Ces supplices n'étaient que le prélude de la principale exécution. On fit enfin comparaître ensemble tous les conjurés distingués par des emplois et des titres d'honneur. A la tête des coupables étaient Théodore, portant sur son visage tous les signes d'une profonde douleur. Ayant obtenu la permission de parler, il en usa d'abord pour demander grace par les plus humbles supplications; le président l'interrompit, en lui disant qu'il était question de réponses précises, et non pas de prières. Théodore déclara qu'ayant appris d'Eusérius la prédiction qui faisait son crime, il avait plusieurs fois voulu en informer l'empereur; mais que le même Eusérius l'en avait toujours détourné, sous prétexte que cette prédiction n'annonçait qu'une destination innocente, et qu'il parviendrait à l'empire par l'effet d'un accident inévitable, auquel il n'aurait lui-même aucune part. Eusérius, appliqué à une question cruelle, s'accordait parfaitement avec Théodore; mais la lettre écrite à Hilaire les démentait tous deux. Tous les autres, entre lesquels étaient Fidustius et Irénée, furent interrogés et convaincus. Eutrope, alors proconsul d'Asie, le même dont nous avons un abrégé de l'histoire romaine[10], et dont saint Grégoire de Nazianze parle avec éloge[11], quoiqu'il fût païen, avait été injustement confondu avec les conjurés. L'envie attachée au mérite avait saisi cette occasion de le perdre; il fut redevable de sa conservation au philosophe Pasiphile, qui résista constamment à toute la violence des tortures, par lesquelles on s'efforçait de lui arracher un faux témoignage. Un autre philosophe, nommé Simonide, signala sa hardiesse: il était encore fort jeune, mais déja célèbre par l'austérité de ses mœurs[12]. On l'accusait d'avoir été instruit de toute l'intrigue par Fidustius; il en convint, et ajouta qu'il savait mourir, mais qu'il ne savait pas trahir un secret. Fidélité louable, si elle n'eût pas été employée à favoriser un crime.

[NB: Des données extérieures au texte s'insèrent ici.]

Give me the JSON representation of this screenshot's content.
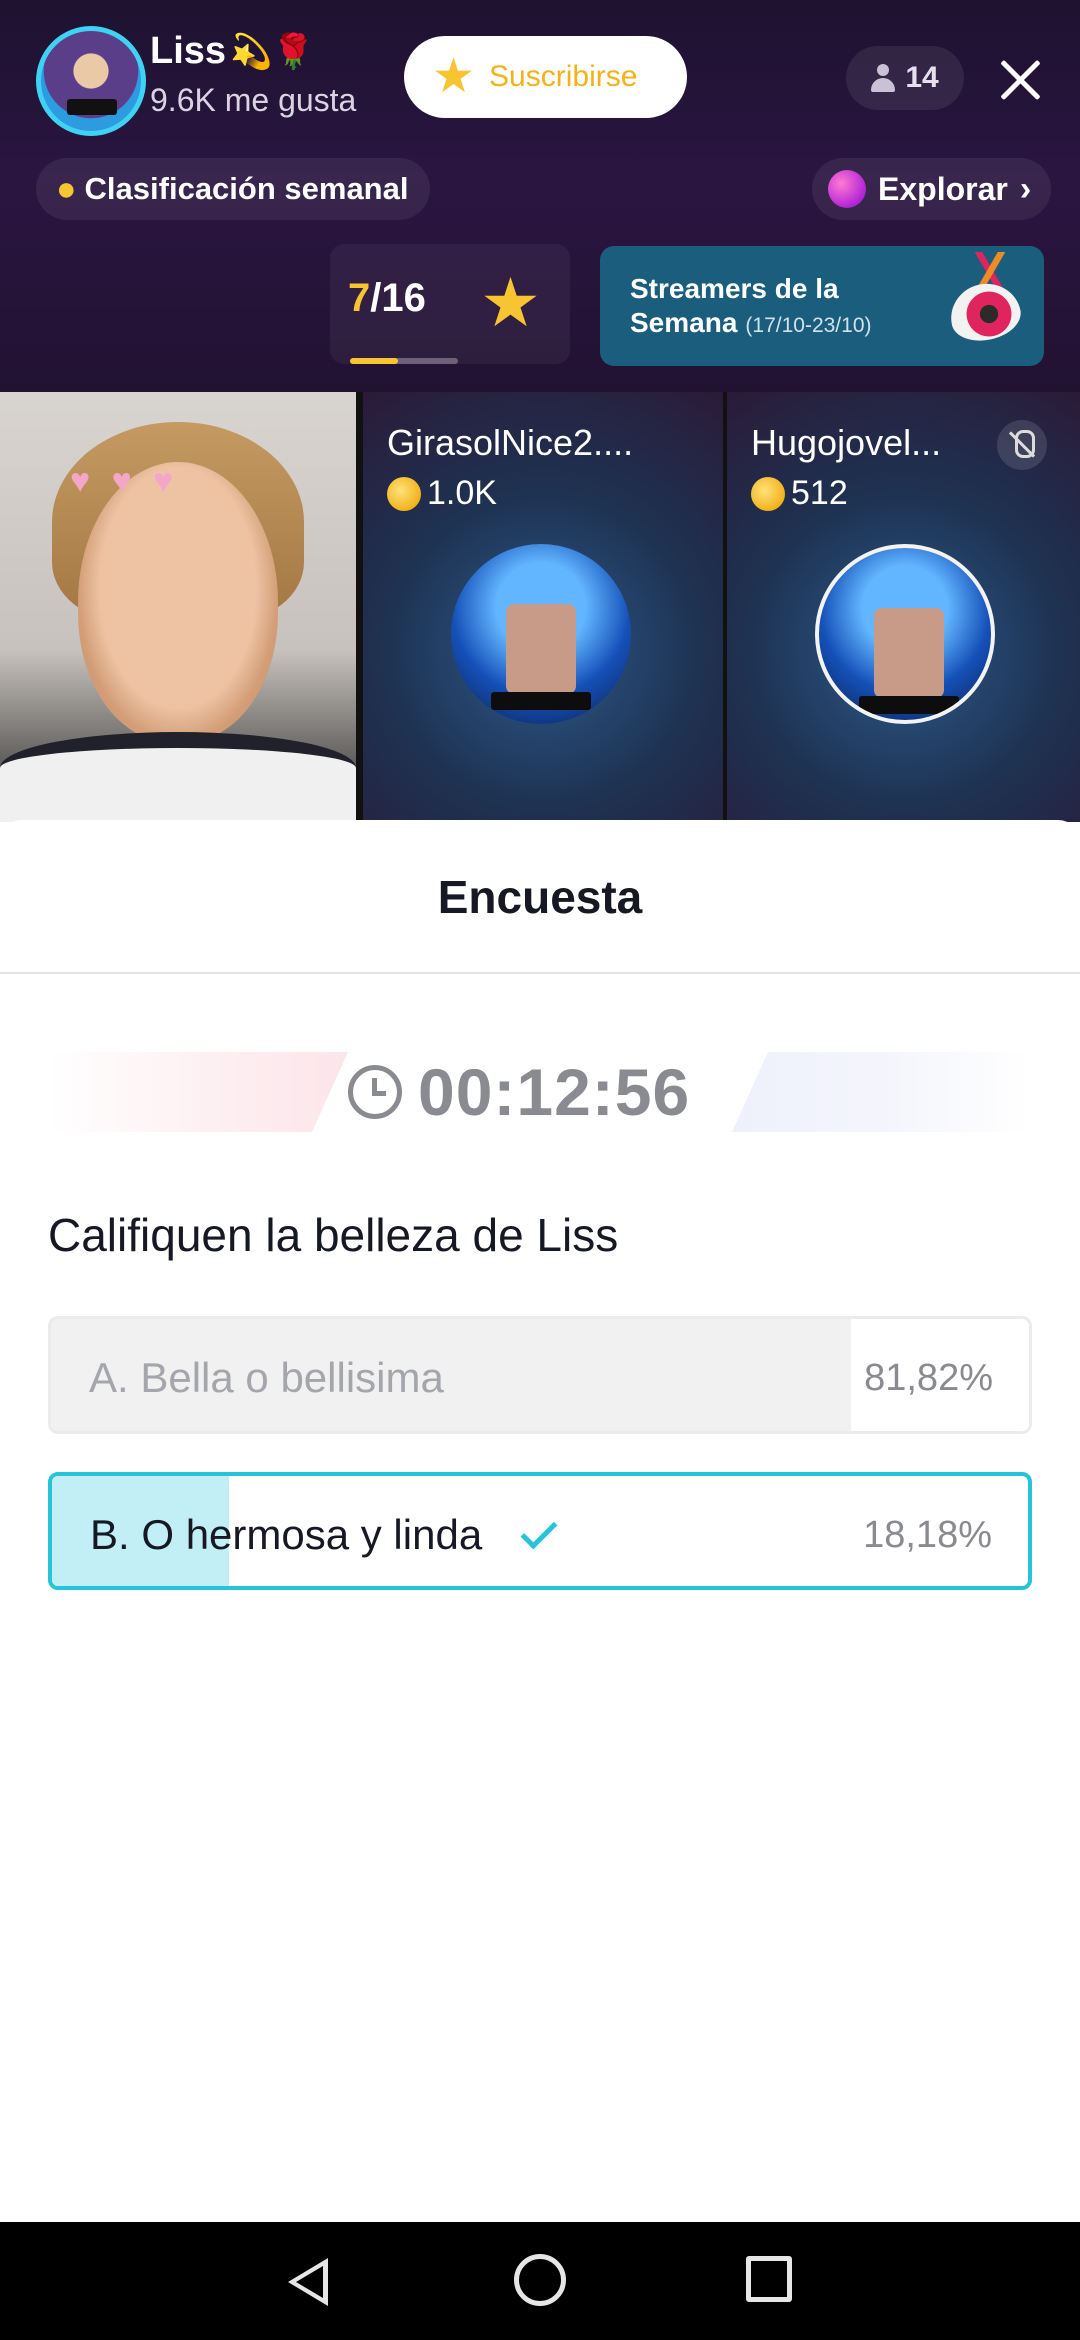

[10] Eutropius Asiam proconsulari tunc obtinens potestate. Amm. Marc. l. 29, c. 1. Festus qui avait tenté de le faire périr le remplaça dans sa magistrature (voyez ci-après, § 14, p. 16). Il fut préfet du prétoire en 380 et en 381, et consul en 387, sous le règne de Théodose-le-Grand.—S.-M.

[11] Ce saint personnage lui avait eu de grandes obligations pendant sa préfecture d'Asie; il nous reste deux lettres qu'il lui adressa et dans l'une desquelles il l'appelle le grand Eutrope, Εὐτρόπιος ὁ μέγας.—S.-M.

[12] Adolescens ille quidem, verum nostrâ memoriâ severissimus. Amm. Marc. l. 29, c. 1.—S.-M.

VIII.

Leur supplice.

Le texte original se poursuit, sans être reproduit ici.